Harare – First Capital Bank reported positive growth in profit and revenue for the half year ended 30 June 2019, highlighting that a significant part of the earnings reflects the revaluation of investments which includes the effect of change in functional currency.
The Bank’s profit grew by 400% to ZWL$68.1 million translating to 3.16 cents a share compared to ZWL$13.6 million recorded in the same period last year (0.63 cents per share).
Total income increased by 198% to ZWL$65.0 million from ZWL$40.5 recorded in the prior year as net interest income and total non-interest grew 3% and 110% respectively.

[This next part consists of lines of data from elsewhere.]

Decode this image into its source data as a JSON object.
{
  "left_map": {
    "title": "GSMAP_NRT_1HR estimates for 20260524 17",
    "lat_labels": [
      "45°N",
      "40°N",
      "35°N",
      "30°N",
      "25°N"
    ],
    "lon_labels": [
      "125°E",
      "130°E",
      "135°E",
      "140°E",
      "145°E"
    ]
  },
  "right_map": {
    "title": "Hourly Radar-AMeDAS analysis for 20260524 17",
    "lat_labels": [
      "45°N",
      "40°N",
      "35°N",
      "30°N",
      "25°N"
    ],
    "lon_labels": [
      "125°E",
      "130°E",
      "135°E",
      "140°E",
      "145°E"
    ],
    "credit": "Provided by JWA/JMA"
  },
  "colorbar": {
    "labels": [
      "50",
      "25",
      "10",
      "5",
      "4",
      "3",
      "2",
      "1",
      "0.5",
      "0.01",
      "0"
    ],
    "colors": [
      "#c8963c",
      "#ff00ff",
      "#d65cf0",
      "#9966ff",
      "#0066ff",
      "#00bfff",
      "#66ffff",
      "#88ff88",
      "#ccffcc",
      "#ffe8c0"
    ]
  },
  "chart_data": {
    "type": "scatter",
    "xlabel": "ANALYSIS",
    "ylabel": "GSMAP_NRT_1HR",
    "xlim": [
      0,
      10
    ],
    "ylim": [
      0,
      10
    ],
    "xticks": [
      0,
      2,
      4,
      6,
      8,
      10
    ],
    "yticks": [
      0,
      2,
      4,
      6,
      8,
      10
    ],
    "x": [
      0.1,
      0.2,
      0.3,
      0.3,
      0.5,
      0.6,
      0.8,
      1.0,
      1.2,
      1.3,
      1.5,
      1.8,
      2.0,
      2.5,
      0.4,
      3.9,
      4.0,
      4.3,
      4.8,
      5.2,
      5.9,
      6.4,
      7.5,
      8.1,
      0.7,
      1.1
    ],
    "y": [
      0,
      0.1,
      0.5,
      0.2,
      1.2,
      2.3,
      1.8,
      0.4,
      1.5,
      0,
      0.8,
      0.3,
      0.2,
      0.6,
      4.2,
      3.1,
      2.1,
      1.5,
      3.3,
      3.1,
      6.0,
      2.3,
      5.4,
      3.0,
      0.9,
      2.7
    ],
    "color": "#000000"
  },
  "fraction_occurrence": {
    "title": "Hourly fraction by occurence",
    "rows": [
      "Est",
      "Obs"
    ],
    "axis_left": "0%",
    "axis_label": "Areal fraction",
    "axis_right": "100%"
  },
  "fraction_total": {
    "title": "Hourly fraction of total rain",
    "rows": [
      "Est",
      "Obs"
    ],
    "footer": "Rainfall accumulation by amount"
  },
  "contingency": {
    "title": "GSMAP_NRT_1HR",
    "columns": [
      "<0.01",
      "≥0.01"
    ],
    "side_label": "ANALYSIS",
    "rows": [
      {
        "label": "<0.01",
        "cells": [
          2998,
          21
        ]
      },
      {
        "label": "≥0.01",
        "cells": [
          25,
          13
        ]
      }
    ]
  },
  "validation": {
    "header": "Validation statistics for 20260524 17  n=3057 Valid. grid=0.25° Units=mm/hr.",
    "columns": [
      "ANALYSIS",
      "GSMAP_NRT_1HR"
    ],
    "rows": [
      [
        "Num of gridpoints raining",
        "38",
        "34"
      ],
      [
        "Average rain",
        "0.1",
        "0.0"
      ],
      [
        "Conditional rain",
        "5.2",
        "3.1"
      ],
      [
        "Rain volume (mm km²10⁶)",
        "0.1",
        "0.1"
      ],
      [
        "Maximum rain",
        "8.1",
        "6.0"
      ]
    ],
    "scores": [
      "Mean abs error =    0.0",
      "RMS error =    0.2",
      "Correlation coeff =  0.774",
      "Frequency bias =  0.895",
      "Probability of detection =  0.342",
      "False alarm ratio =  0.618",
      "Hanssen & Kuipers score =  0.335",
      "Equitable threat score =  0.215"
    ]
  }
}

“The first half of 2019 saw the Bank implementing changes to respond to significant changes in the operating environment that included currency change,” Managing Director Samuel Matsekete said in a statement.
“At the same time the Bank had to execute a complex migration of the core banking information technology platform and ancillary systems which was completed within the first quarter.”
Interest income grew by 9% to ZWL$20.9 million compared to ZWL$19.2 million in the same period last year driven by growth in customer assets.
Gross loans and advances to customers grew by 91% to ZWL$283 million as at 30 June 2019.
“Of this growth, net new disbursements account for ZWL$36 million,” Mr Matsekete said.
The Bank’s net fee and commission income grew by 74% inclusive of the effect of exchange rate movements while deposits closed the period at ZWL$1 billion.
The Bank sustained a strong liquidity position with a ratio of 58%, which is significantly above the regulatory benchmark of 30%.
The total regulatory capital base closed at ZWL$229 million of which core capital was ZWL$174 million as at 30 June 2019.
Looking at the second half of the year, Mr Matsekete said even as the macroeconomic environment is undergoing significant changes, the Bank will continue to explore opportunities for growth, whilst also being conscious of the need to monitor and contain any new risks that may emerge.
“The second half will see the Bank extending an enhanced digital channel offering to customers,” he said.